From his work, Druel has learned of the need to hire both Christians and Muslims, through practicing what he called “positive discrimination,” roughly equivalent to what Americans know as affirmative action. This practice is against his first instincts.

“As a Frenchman I’m very much against it,” he said, but in the context of Egypt “one would end up in a ghetto very quick” without being intentional about seeking out religiously diverse employees. If the center only asked its Christian employees for recommended candidates for a cook or a gatekeeper position, they would only recommend other Christians.

He suggested Christians can think about this in seeking to rent an apartment to someone.

“Are you expressly going to look for a Muslim or are you going to spontaneously rent to a Christian guy?” he asked.

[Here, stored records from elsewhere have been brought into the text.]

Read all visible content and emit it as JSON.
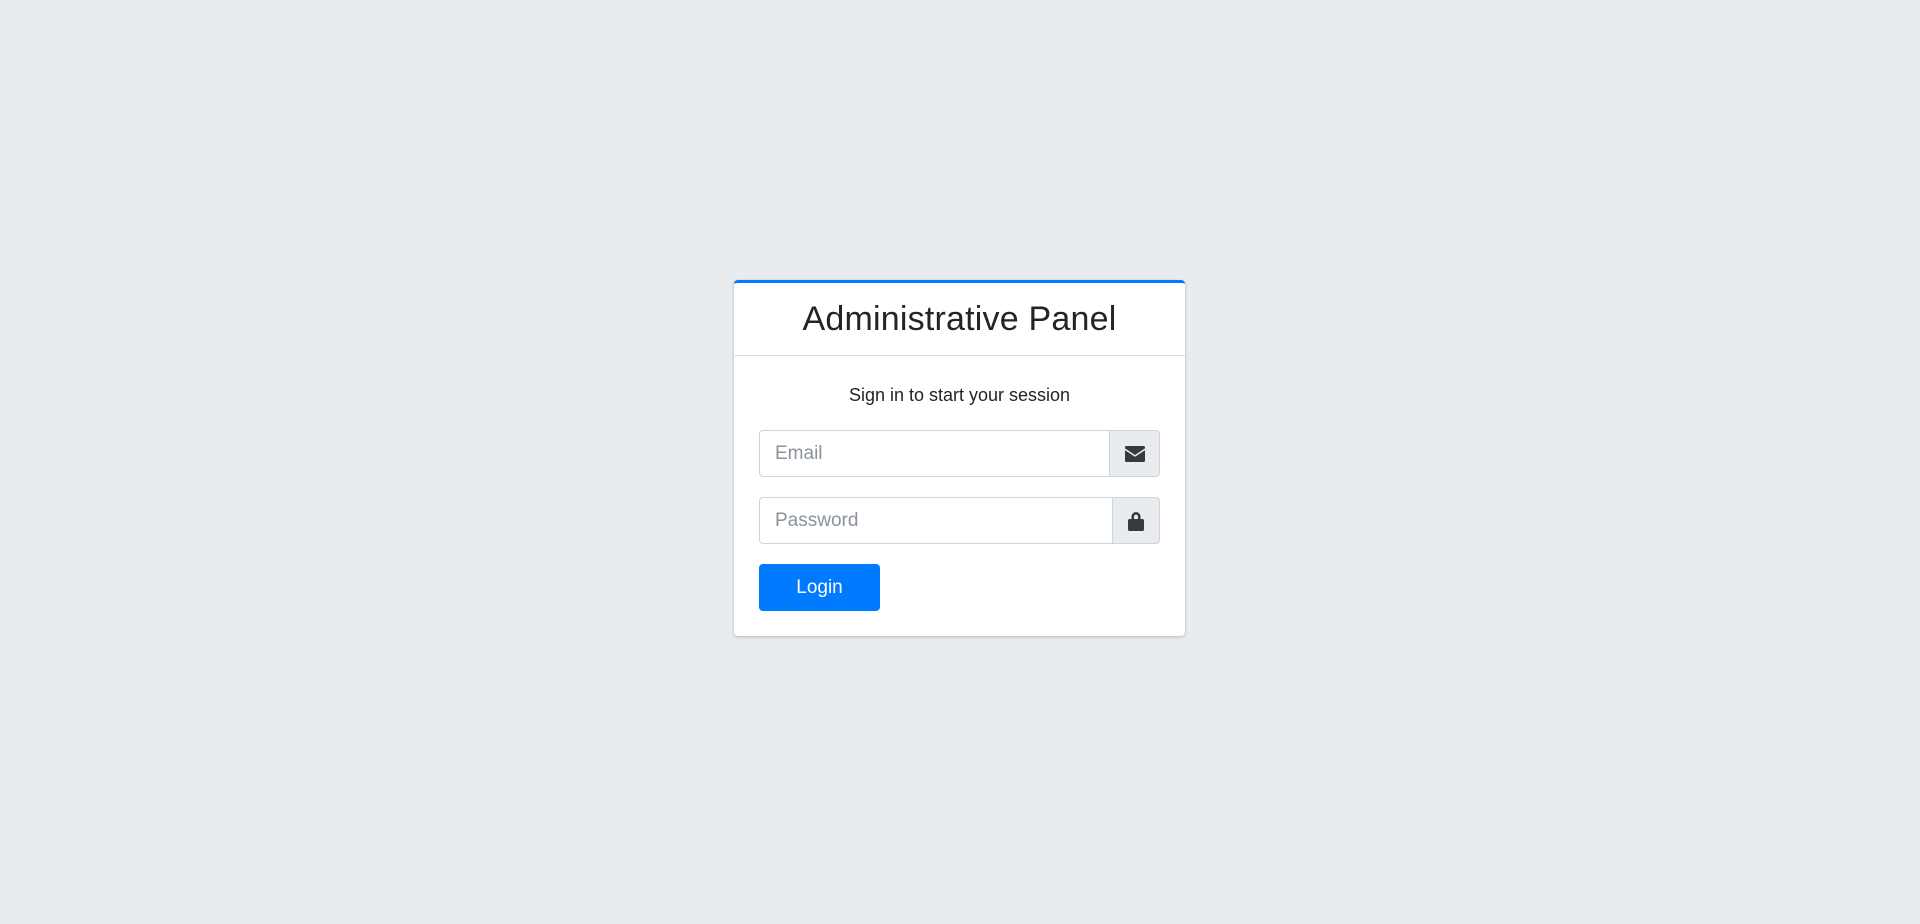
{
  "card": {
    "title": "Administrative Panel",
    "message": "Sign in to start your session"
  },
  "form": {
    "email": {
      "value": "",
      "placeholder": "Email",
      "icon": "envelope-icon"
    },
    "password": {
      "value": "",
      "placeholder": "Password",
      "icon": "lock-icon"
    },
    "login_label": "Login"
  },
  "colors": {
    "accent": "#007bff",
    "background": "#e9ecef"
  }
}
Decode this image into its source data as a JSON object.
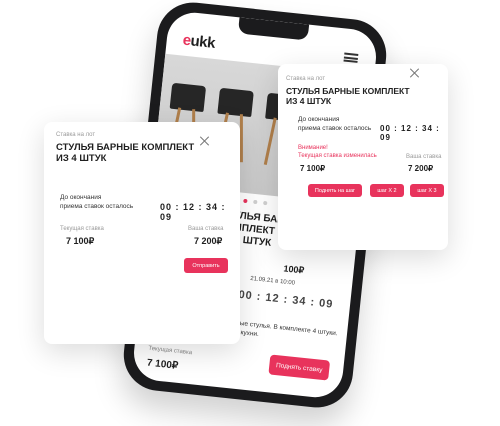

“How willing am I to rent my flat to a Muslim family? How willing am I to hire a Muslim employee?” he asked, adding, “Muslims should ask themselves the same about Christians.”

He suggested that those who read his remarks to CNA introduce themselves to Muslim neighbors or seek out Muslims to befriend. They should go to a mosque themselves.

“But if they are not willing to do this, then there is no point in talking about Christian-Muslim dialogue, and criticizing it. There is no point, at all,” he said. “This is a very realistic expectation, very easy to do, and it’s very rewarding. You can’t be disappointed. You will have an experience, I promise.”

Marriage between Christians and Muslims is also an area for inter-religious dialogue, and a large focus of Catholic-Muslim dialogue in France.

“Interreligious marriage is beautiful and very rich and amazing, until you have children,” the priest said. “Then when you have children it explodes. Because you have to transmit something, you have to transmit your values.

“This is where most marriages would just explode, when children come,” he said. “Are they going to be Christian? Are they going to be Muslim?” 

People should not reject a friend or family member’s fiancée for being Muslim, but they should be realistic with the engaged couple about the difficulties of religious differences about their children’s future, Druel advised. These engaged couples should know that “most of these marriages fail because of the children,” he said.

The priest warned against a “rather fake” concept of Christian-Muslim interaction, as when people claim to know about Islam because they live in an apartment or a neighborhood with Muslim neighbors.

“But you don’t talk to them. And then you draw conclusions,” he said. Whether Christians live in predominant Muslim countries or in predominantly Muslim suburbs of French cities, many claim to know Muslims and Islam and “believe they are specialists” but “they have no Muslim friends, they have never been to a mosque, they never talk to Muslims or work with them.”

Secularism and ignorance can be a barrier, too, according to Druel.

“In France we have a problem with religion, not with Islam. Because people are so ignorant of their own religion — Christians and Muslims alike, and atheists, too. There is an illiteracy about religion.”

He continued: “Everything becomes ‘identity.’ You have to dress as a Muslim, or as a Christian; it’s nothing related to faith, or understanding, or intention. People fight over crosses in school rooms or halal meat at school just for the sake of identity.”

Druel reiterated that simply visiting with Muslims is the best way to overcome obstacles and misunderstanding.

“I’ve been to mosques every week for years. I’ve been taking non-Muslim friends to mosques. They’ve been frightened, worrying that something will happen, but nothing happens,” he said. “We’ve always received very positive reactions.”